Google explained why its App Engine cloud service failed earlier this week. Following a similar failure at Amazon, the outage raises questions about whether cloud computing is ready for mission critical application deployment.
A company representative described the solution in a discussion forum:
We've identified the root cause of the issue and implemented a fix. Specifically, we've instituted a set of controls to ensure 1) that datastore queries no longer trigger this particular bug and 2) that bugs like this in the future don't affect the stability of the system as a whole.

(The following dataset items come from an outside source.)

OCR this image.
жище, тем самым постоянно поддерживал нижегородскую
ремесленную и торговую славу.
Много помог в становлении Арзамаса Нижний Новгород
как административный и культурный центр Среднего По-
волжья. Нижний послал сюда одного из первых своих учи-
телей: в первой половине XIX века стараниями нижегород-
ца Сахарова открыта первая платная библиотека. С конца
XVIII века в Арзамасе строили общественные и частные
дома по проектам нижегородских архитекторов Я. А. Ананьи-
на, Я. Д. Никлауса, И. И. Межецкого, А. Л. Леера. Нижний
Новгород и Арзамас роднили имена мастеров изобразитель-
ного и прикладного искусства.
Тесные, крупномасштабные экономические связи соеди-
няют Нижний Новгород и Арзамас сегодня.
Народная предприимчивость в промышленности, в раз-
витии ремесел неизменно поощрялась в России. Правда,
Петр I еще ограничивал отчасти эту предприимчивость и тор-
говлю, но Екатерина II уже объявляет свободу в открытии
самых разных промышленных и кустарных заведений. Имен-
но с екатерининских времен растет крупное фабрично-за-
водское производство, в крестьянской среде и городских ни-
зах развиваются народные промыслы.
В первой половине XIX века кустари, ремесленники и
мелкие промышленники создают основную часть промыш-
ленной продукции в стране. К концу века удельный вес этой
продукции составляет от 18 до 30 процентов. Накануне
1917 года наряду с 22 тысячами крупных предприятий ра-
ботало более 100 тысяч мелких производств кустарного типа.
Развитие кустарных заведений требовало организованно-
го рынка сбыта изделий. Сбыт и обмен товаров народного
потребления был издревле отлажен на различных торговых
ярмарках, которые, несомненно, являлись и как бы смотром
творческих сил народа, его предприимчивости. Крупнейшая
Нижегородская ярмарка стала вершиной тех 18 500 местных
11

Google's outage gives a black eye to cloud computing that may erode user confidence, causing the development community to delay adopting the service. When Amazon's S3 cloud service went down last February, developers experienced real pain.
Google's message acknowledged the company's immaturity in being responsive to users:
We're also trying to make sure that we build effective ways to communicate with developers about the hiccups that occasionally occur with large and complex systems like this, and we'd welcome your feedback and ideas
While the admission is welcome, it reflects a more basic set of customer service problems at Google.
ZDNet blogger, Garett Rogers, wrote about this topic:
One beef I’ve had for quite a while now is Google’s noticeable lack of commitment to personal support for people using their products and services.
Of course, the overall cloud computing issue remains a question that won't be solved today. At the very least, however, Google should immediately implement real-time, service level dashboards to increase transparency.
Amazon implemented service reporting after its failure and Salesforce.com offers a best in class example of dashboard openness.